Average liver fat reduction was 62.3 percent with DD01 versus 8.3 percent with placebo. Among patients who completed the full protocol and imaging, the responder rate rose to 85.7 percent, with a mean reduction of 67.3 percent.
Mazen Noureddin, principal investigator and founding director of the Fatty Liver Program at Cedars-Sinai, said the consistent improvement in liver stiffness on MRE “further supports the biological activity of this GLP-1/glucagon mechanism,” which is designed for direct liver action.

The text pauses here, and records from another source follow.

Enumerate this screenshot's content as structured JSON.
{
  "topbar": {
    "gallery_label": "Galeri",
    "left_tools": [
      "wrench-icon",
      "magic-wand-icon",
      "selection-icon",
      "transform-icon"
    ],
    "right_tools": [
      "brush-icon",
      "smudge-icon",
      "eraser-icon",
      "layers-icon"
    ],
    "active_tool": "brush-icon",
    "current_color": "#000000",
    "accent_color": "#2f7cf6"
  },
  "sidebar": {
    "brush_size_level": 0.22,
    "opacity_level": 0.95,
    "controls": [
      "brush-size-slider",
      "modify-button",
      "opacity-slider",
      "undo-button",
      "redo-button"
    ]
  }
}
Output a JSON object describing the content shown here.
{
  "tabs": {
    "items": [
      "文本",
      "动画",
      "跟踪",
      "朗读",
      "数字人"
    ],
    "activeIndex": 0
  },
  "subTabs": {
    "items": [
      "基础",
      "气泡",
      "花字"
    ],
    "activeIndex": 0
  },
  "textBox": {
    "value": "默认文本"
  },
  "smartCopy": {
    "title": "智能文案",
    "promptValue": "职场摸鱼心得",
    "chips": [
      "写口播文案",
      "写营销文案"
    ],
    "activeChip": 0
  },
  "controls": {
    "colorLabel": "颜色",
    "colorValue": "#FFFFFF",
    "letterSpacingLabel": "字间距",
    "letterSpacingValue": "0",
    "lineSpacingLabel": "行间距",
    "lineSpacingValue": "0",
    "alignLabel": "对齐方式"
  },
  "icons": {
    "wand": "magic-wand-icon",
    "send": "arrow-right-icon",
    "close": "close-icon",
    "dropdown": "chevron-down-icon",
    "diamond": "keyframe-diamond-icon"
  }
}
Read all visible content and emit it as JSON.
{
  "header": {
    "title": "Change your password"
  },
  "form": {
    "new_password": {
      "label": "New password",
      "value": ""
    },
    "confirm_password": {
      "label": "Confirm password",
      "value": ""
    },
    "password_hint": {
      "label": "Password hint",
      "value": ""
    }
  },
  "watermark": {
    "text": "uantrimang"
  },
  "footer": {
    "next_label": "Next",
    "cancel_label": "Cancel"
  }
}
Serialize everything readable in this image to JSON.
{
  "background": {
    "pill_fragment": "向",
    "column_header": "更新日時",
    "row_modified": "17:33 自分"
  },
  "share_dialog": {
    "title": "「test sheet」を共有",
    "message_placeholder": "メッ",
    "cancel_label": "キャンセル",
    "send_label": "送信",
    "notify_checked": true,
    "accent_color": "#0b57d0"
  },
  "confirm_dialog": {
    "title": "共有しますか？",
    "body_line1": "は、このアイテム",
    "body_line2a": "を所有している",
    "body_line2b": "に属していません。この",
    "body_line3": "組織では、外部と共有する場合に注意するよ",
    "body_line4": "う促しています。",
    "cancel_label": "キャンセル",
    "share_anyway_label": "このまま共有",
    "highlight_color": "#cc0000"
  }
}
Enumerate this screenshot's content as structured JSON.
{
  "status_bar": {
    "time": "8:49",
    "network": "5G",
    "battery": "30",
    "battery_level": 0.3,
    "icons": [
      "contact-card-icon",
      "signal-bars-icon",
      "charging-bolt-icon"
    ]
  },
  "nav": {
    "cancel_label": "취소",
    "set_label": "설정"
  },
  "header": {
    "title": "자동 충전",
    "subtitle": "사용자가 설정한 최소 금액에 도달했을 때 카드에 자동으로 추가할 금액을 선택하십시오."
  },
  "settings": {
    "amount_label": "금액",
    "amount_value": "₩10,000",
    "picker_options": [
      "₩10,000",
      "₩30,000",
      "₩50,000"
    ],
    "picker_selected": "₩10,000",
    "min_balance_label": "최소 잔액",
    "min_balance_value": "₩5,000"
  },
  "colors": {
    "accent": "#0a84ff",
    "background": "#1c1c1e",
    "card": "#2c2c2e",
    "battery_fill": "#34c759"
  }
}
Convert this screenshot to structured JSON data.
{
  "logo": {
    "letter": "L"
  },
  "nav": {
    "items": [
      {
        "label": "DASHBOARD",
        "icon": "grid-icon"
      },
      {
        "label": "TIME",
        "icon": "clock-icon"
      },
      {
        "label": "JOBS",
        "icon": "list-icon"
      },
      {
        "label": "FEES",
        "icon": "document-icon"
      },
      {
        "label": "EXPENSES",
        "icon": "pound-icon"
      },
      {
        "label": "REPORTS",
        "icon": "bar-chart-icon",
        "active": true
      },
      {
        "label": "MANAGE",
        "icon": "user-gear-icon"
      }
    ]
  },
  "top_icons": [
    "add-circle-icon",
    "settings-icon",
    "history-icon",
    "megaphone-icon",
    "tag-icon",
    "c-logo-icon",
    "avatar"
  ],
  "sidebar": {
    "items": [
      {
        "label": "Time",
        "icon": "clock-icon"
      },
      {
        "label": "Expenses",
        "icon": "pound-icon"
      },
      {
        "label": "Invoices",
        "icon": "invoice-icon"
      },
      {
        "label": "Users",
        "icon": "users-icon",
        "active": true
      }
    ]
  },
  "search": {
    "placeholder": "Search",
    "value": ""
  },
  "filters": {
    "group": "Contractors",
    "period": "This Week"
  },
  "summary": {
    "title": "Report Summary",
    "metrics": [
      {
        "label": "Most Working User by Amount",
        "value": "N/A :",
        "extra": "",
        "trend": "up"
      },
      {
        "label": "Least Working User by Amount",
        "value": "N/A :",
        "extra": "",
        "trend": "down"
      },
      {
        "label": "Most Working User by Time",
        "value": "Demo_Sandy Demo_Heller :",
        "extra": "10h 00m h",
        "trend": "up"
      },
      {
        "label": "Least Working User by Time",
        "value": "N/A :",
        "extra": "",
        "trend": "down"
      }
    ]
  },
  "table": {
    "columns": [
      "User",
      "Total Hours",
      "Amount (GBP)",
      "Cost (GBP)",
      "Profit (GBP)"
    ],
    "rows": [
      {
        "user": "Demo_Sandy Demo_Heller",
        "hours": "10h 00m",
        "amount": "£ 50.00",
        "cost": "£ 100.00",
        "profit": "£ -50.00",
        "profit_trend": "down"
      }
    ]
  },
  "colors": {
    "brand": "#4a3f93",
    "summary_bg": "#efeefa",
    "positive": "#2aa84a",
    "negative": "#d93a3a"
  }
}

The results, he added, suggest DD01 could meet both steatohepatitis resolution and fibrosis improvement endpoints required by the FDA.
The double-blind, placebo-controlled trial enrolled 67 overweight or obese patients (BMI ≥ 25 kg/m²) with MASLD/MASH across 12 sites in the U.S. Participants were randomized to receive weekly subcutaneous injections of DD01 or placebo for 48 weeks.
The interim analysis is based on 12-week MRI-PDFF data, with secondary endpoints including safety, tolerability, metabolic biomarkers, and liver histology to be assessed through week 48.
DD01’s efficacy appears comparable to Boehringer Ingelheim’s survodutide, another GLP-1/glucagon dual agonist, which showed a 76.9 percent responder rate and 64.3 percent mean fat reduction after 48 weeks in its phase 2 study.
D&D said DD01 reached similar levels after just 12 weeks of dosing.
In addition to the primary endpoint, D&D reported that 72.7 percent of patients on DD01 achieved at least a 50 percent reduction in liver fat, while 57.6 percent reached 70 percent or more. The company said 48.5 percent of patients normalized liver fat content to 5 percent or less by week 12.
Three patients, or 9.1 percent of those on DD01, discontinued due to gastrointestinal side effects. Still, the company noted that DD01 used a rapid two-week dose escalation and “showed a lower discontinuation rate than survodutide,” which took 24 weeks to titrate. That profile, D&D said, points to “not only competitive efficacy but also a superior safety profile.”
The company also reported statistically significant improvements in non-invasive fibrosis markers, body weight, and glycemic control compared to placebo. About 42.4 percent of patients on DD01 lost more than 5 percent of their body weight during the 12-week period.
Final data from the 48-week study, including liver biopsy-based assessments of steatohepatitis resolution and fibrosis improvement, are expected in the first half of 2026. D&D said the full clinical study report is planned for the third quarter of 2026.
D&D Pharmatech CEO Lee Seul-ki said the company will pursue partnerships and licensing opportunities based on the interim results. Detailed data will be shared at an investor briefing and presented at a major U.S. medical congress in the second half of 2025.